DAT Solutions LLC, which measures freight rates in the industrial-trucking market, will report the next week on whether carrier efforts to rein in capacity amid tepid demand are pushing up prices as hoped. DAT says prices for spot-market freight hauls and shipments moving under long-term contracts have been slipping for most of the year, and that rates in September were down 6.4% from the same month a year earlier.

“We haven’t seen any difficulty in finding trucks,” said Ken Forster, chief executive of logistics company Sunteck Transport Group, a broker based in Jacksonville, Fla., that finds and books trucks for freight shippers. “It’s clear that overcapacity has driven down pricing.”

In quarterly earnings reports this month, Swift Transportation Co., Werner Enterprises Inc. and Covenant Transportation Group Inc. said they have pulled a combined hundreds of trucks from service since the second quarter.

Idling trucks is a way large fleets can quickly reduce capacity to match demand, which has stagnated this year amid uneven retail imports and sluggish growth for manufacturers.

Swift, the country’s largest truckload carrier, counted 581 fewer trucks in the third quarter than it did this time last year, and plans to cut an additional 200 trucks in the fourth quarter.

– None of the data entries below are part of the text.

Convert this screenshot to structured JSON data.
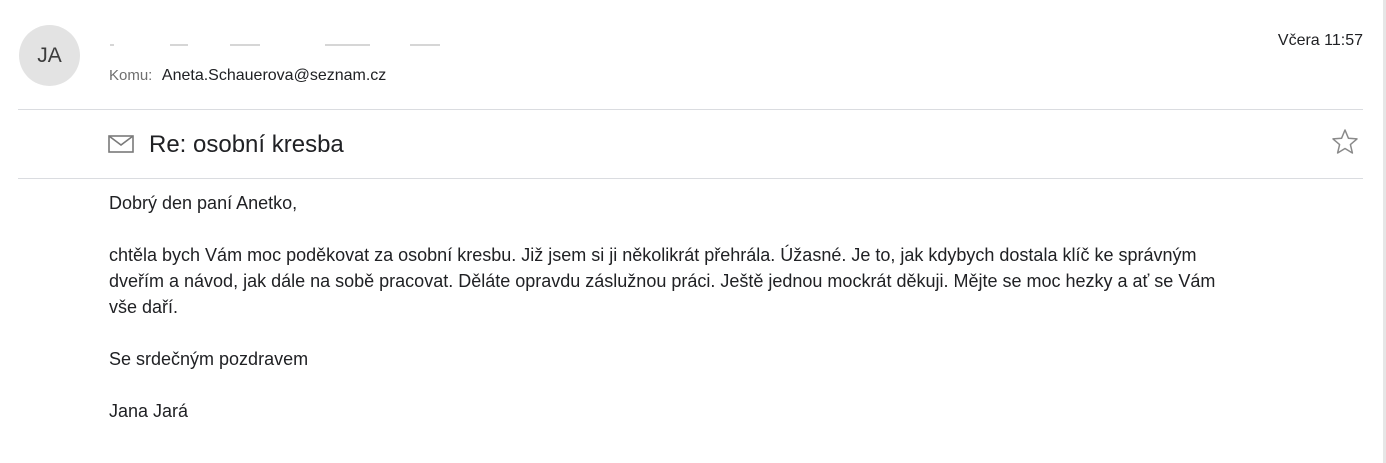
{
  "sender": {
    "initials": "JA"
  },
  "recipient": {
    "label": "Komu:",
    "address": "Aneta.Schauerova@seznam.cz"
  },
  "date": "Včera 11:57",
  "subject": "Re: osobní kresba",
  "icons": {
    "mail": "envelope-icon",
    "star": "star-icon"
  },
  "body": {
    "greeting": "Dobrý den paní Anetko,",
    "paragraph_lines": [
      "chtěla bych Vám moc poděkovat za osobní kresbu. Již jsem si ji několikrát přehrála. Úžasné. Je to, jak kdybych dostala klíč ke správným",
      "dveřím a návod, jak dále na sobě pracovat. Děláte opravdu záslužnou práci. Ještě jednou mockrát děkuji. Mějte se moc hezky a ať se Vám",
      "vše daří."
    ],
    "closing": "Se srdečným pozdravem",
    "signature": "Jana Jará"
  }
}
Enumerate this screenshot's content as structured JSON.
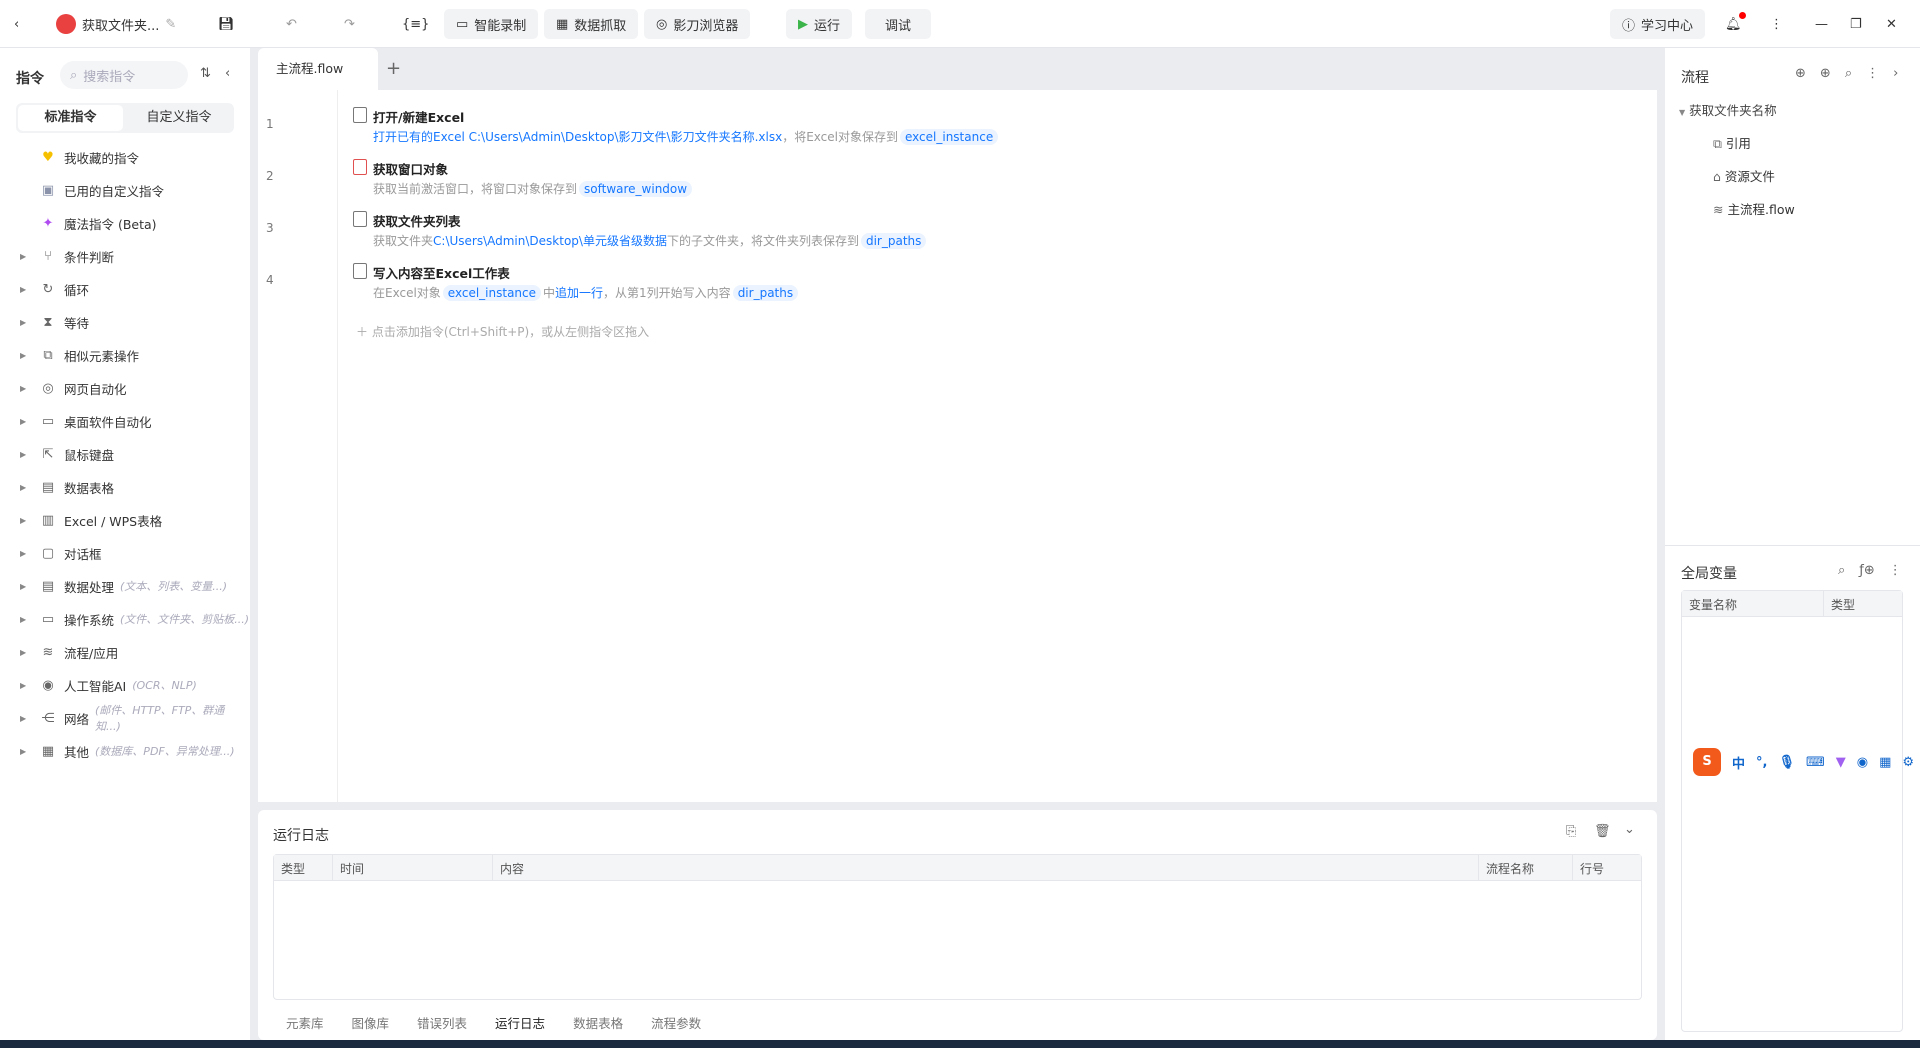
{
  "topbar": {
    "title": "获取文件夹...",
    "record": "智能录制",
    "scrape": "数据抓取",
    "browser": "影刀浏览器",
    "run": "运行",
    "debug": "调试",
    "learn": "学习中心"
  },
  "sidebar": {
    "title": "指令",
    "search_placeholder": "搜索指令",
    "tabs": [
      "标准指令",
      "自定义指令"
    ],
    "special": [
      "我收藏的指令",
      "已用的自定义指令",
      "魔法指令 (Beta)"
    ],
    "groups": [
      {
        "label": "条件判断",
        "hint": ""
      },
      {
        "label": "循环",
        "hint": ""
      },
      {
        "label": "等待",
        "hint": ""
      },
      {
        "label": "相似元素操作",
        "hint": ""
      },
      {
        "label": "网页自动化",
        "hint": ""
      },
      {
        "label": "桌面软件自动化",
        "hint": ""
      },
      {
        "label": "鼠标键盘",
        "hint": ""
      },
      {
        "label": "数据表格",
        "hint": ""
      },
      {
        "label": "Excel / WPS表格",
        "hint": ""
      },
      {
        "label": "对话框",
        "hint": ""
      },
      {
        "label": "数据处理",
        "hint": "(文本、列表、变量...)"
      },
      {
        "label": "操作系统",
        "hint": "(文件、文件夹、剪贴板...)"
      },
      {
        "label": "流程/应用",
        "hint": ""
      },
      {
        "label": "人工智能AI",
        "hint": "(OCR、NLP)"
      },
      {
        "label": "网络",
        "hint": "(邮件、HTTP、FTP、群通知...)"
      },
      {
        "label": "其他",
        "hint": "(数据库、PDF、异常处理...)"
      }
    ]
  },
  "editor": {
    "tab": "主流程.flow",
    "steps": [
      {
        "num": "1",
        "title": "打开/新建Excel",
        "d1": "打开已有的Excel C:\\Users\\Admin\\Desktop\\影刀文件\\影刀文件夹名称.xlsx",
        "d2": "，将Excel对象保存到",
        "v1": "excel_instance"
      },
      {
        "num": "2",
        "title": "获取窗口对象",
        "d1": "获取当前激活窗口，将窗口对象保存到",
        "v1": "software_window"
      },
      {
        "num": "3",
        "title": "获取文件夹列表",
        "d1": "获取文件夹",
        "p": "C:\\Users\\Admin\\Desktop\\单元级省级数据",
        "d2": "下的子文件夹，将文件夹列表保存到",
        "v1": "dir_paths"
      },
      {
        "num": "4",
        "title": "写入内容至Excel工作表",
        "d1": "在Excel对象",
        "v1": "excel_instance",
        "m": "中",
        "a": "追加一行",
        "d2": "，从第1列开始写入内容",
        "v2": "dir_paths"
      }
    ],
    "add_hint": "点击添加指令(Ctrl+Shift+P)，或从左侧指令区拖入"
  },
  "log": {
    "title": "运行日志",
    "columns": [
      "类型",
      "时间",
      "内容",
      "流程名称",
      "行号"
    ],
    "tabs": [
      "元素库",
      "图像库",
      "错误列表",
      "运行日志",
      "数据表格",
      "流程参数"
    ]
  },
  "right": {
    "title": "流程",
    "root": "获取文件夹名称",
    "items": [
      "引用",
      "资源文件",
      "主流程.flow"
    ],
    "vars_title": "全局变量",
    "var_cols": [
      "变量名称",
      "类型"
    ]
  },
  "ime": {
    "lang": "中"
  }
}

The company’s fleet tops 19,000 big rigs.

Werner, the fifth-largest U.S. truckload carrier, according to SJ Consulting Group, said it cut its fleet by 240 trucks in the quarter ended Sept. 30 from a year earlier. The company posted a 41% drop in third-quarter net profit, to $18.9 million, and said in its earnings statement that it won’t add trucks “until we see meaningful improvement in the freight and rate markets.”

Phoenix-based Knight Transportation Inc., whose net profit fell 23% year-over-year in the third quarter to $23.4 million, says the average age of its trucks has grown as the carrier delayed buying new equipment and focused instead on getting more use out of the trucks already in its fleet.

Trucking companies have struggled with weak demand this year, with volumes and shipping prices falling while retailers and other businesses work down excessive inventory levels. U.S. domestic truck and rail shipments fell in September for the 19th straight month, according to research firm Cass Information Systems Inc.